Specific examples of non-particulate lubricants include (1) aliphatic hydrocarbon liquid paraffin, microcrystalline wax, natural paraffin, synthetic paraffin, polyethylene wax,
Polypropylene wax etc.

(2) Higher fatty acid or its metal salt Stearic acid, calcium stearate, hydroxystearic acid, hydrogenated oil, sodium montanate, etc.

(3) Aliphatic amide stearic acid amide, oleic acid amide, erucic acid amide, ricinoleic acid amide, behenamide, methylenebisstearamide, etc.

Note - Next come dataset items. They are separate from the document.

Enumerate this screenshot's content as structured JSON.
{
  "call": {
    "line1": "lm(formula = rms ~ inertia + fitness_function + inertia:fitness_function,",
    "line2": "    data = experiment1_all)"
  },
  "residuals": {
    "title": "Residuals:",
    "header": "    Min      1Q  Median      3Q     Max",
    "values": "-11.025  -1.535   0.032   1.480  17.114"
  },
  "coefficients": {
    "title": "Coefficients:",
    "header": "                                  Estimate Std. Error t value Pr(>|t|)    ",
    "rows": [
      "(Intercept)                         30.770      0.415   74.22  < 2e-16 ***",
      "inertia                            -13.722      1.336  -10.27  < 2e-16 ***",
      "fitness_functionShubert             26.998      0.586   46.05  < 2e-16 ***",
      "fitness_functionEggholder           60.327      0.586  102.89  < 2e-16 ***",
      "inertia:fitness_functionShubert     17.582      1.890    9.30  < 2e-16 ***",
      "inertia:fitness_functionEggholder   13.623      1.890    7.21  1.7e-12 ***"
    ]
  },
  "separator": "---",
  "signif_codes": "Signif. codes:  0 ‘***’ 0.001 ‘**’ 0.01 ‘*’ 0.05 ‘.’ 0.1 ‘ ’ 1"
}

(4) Fatty acid ester n-butyl stearate, methyl hydroxy stearate, myricyl serotinate, polyhydric alcohol fatty acid ester, ester wax and the like.

(5) Fatty acid ketone Ketone wax etc.

(6) Fatty acid alcohol Lauryl alcohol, stearyl alcohol, myristyl alcohol, cetyl alcohol, etc.

(7) Partial ester of fatty acid and polyhydric alcohol Glycerin fatty acid ester, hydroxystearic acid triglyceride, sorbitan fatty acid ester and the like.

(8) Nonionic surfactant Polyoxyethylene alkyl ether, polyoxyethylene phenyl ether, polyoxyethylene alkylamide, polyoxyethylene fatty acid ester and the like.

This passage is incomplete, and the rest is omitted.